Anlässlich des CSU Papiers „Wer betrügt der fliegt“ und der aktuellen Debatte um Zuwanderung aus Rumänien und Bulgarien erklärt Tom Koenigs, Sprecher für Menschenrechtspolitik:
„Wer betrügt, der fliegt“ heißt ein neues Arbeitspapier der CSU. Solche Äußerungen diskriminieren, sie sind antiziganistisch. Sie richten sich nicht gegen Migration innerhalb der EU allgemein, sondern ganz konkret gegen Roma-Zuwanderung. Statt nach Lösungen zu suchen, verstärkt die Bundesregierung die Probleme durch Diskriminierung und Ausgrenzung. Gleichzeitig lässt sie Mittel der Europäischen Union ungenutzt verfallen. Stereotype bestimmen das Handeln mehr als Fakten und Notwendigkeiten.

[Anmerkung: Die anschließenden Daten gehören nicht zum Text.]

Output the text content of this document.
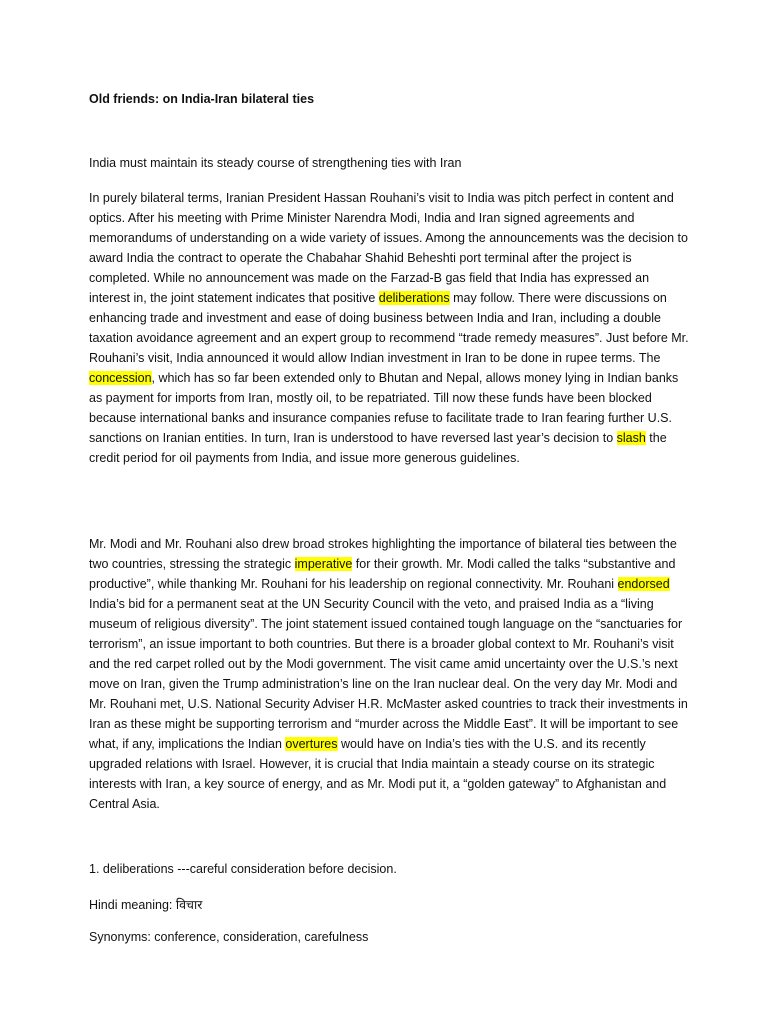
Old friends: on India-Iran bilateral ties

India must maintain its steady course of strengthening ties with Iran

In purely bilateral terms, Iranian President Hassan Rouhani’s visit to India was pitch perfect in content and optics. After his meeting with Prime Minister Narendra Modi, India and Iran signed agreements and memorandums of understanding on a wide variety of issues. Among the announcements was the decision to award India the contract to operate the Chabahar Shahid Beheshti port terminal after the project is completed. While no announcement was made on the Farzad-B gas field that India has expressed an interest in, the joint statement indicates that positive deliberations may follow. There were discussions on enhancing trade and investment and ease of doing business between India and Iran, including a double taxation avoidance agreement and an expert group to recommend “trade remedy measures”. Just before Mr. Rouhani’s visit, India announced it would allow Indian investment in Iran to be done in rupee terms. The concession, which has so far been extended only to Bhutan and Nepal, allows money lying in Indian banks as payment for imports from Iran, mostly oil, to be repatriated. Till now these funds have been blocked because international banks and insurance companies refuse to facilitate trade to Iran fearing further U.S. sanctions on Iranian entities. In turn, Iran is understood to have reversed last year’s decision to slash the credit period for oil payments from India, and issue more generous guidelines.

Mr. Modi and Mr. Rouhani also drew broad strokes highlighting the importance of bilateral ties between the two countries, stressing the strategic imperative for their growth. Mr. Modi called the talks “substantive and productive”, while thanking Mr. Rouhani for his leadership on regional connectivity. Mr. Rouhani endorsed India’s bid for a permanent seat at the UN Security Council with the veto, and praised India as a “living museum of religious diversity”. The joint statement issued contained tough language on the “sanctuaries for terrorism”, an issue important to both countries. But there is a broader global context to Mr. Rouhani’s visit and the red carpet rolled out by the Modi government. The visit came amid uncertainty over the U.S.’s next move on Iran, given the Trump administration’s line on the Iran nuclear deal. On the very day Mr. Modi and Mr. Rouhani met, U.S. National Security Adviser H.R. McMaster asked countries to track their investments in Iran as these might be supporting terrorism and “murder across the Middle East”. It will be important to see what, if any, implications the Indian overtures would have on India’s ties with the U.S. and its recently upgraded relations with Israel. However, it is crucial that India maintain a steady course on its strategic interests with Iran, a key source of energy, and as Mr. Modi put it, a “golden gateway” to Afghanistan and Central Asia.

1. deliberations ---careful consideration before decision.

Hindi meaning: विचार

Synonyms: conference, consideration, carefulness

Es ist unsere Aufgabe, den neu zugewanderten Roma, sowie allen anderen Zuwanderern aus EU Staaten, Integrationsangebote zu machen. Die Situation der deutschen Sinti und Roma, die seit Jahrhunderten in Deutschland leben und vollends integriert sind, zeigt aber, dass es damit nicht getan ist. Der Abbau von Vorurteilen, die Anerkennung der Sinti und Roma als Teil Deutschlands, die Teilhabe am politischen und gesellschaftlichen Leben, müssen aktiv organisiert werden. Dazu reicht es nicht, sich auf konkrete Probleme wie Gesundheitsversorgung, Wohnungsmangel oder Bildung zu konzentrieren. Die Ursachen der Probleme müssen angegangen werden, die Ausgrenzung und Diskriminierung der Sinti und Roma durch die Mehrheitsgesellschaft – und leider auch einen großen Teil der politischen Eliten. Es gibt Lösungsstrategien. Sie kommen von der EU und aus den verschiedenen Organisationen der Sinti und Roma selbst. Es gibt Finanzmittel, sie werden von der Europäischen Union über den Europäischen Struktur Fonds bereit gestellt, aber leider nicht abgerufen. Es gibt Bundesländer, wie Baden-Württemberg oder Berlin, die die Herausforderung deutlich konstruktiver angehen. Was also fehlt, ist der Wille auf Bundesebene, die Rhetorik und auch die Praxis der Ausgrenzung durch eine Kultur der Teilhabe und der Anerkennung zu ersetzen.
Angela Merkel hat anlässlich der Einweihung des Mahnmals für die im Nationalsozialismus ermordeten Sinti und Roma am 24. Oktober 2012 eine viel beklatschte Rede gehalten, die vor allem an uns Deutsche, an die deutsche Mehrheitsgesellschaft gerichtet war. Menschlichkeit, so Merkel, bedeute Anteilnahme, die Fähigkeit und die Bereitschaft, auch mit den Augen des anderen zu sehen. Sie bedeute, hinzusehen und nicht wegzusehen, wenn die Würde des Menschen verletzt wird. Das gelingt uns Deutschen viel zu selten, und das gelingt auch Merkels Regierung nicht.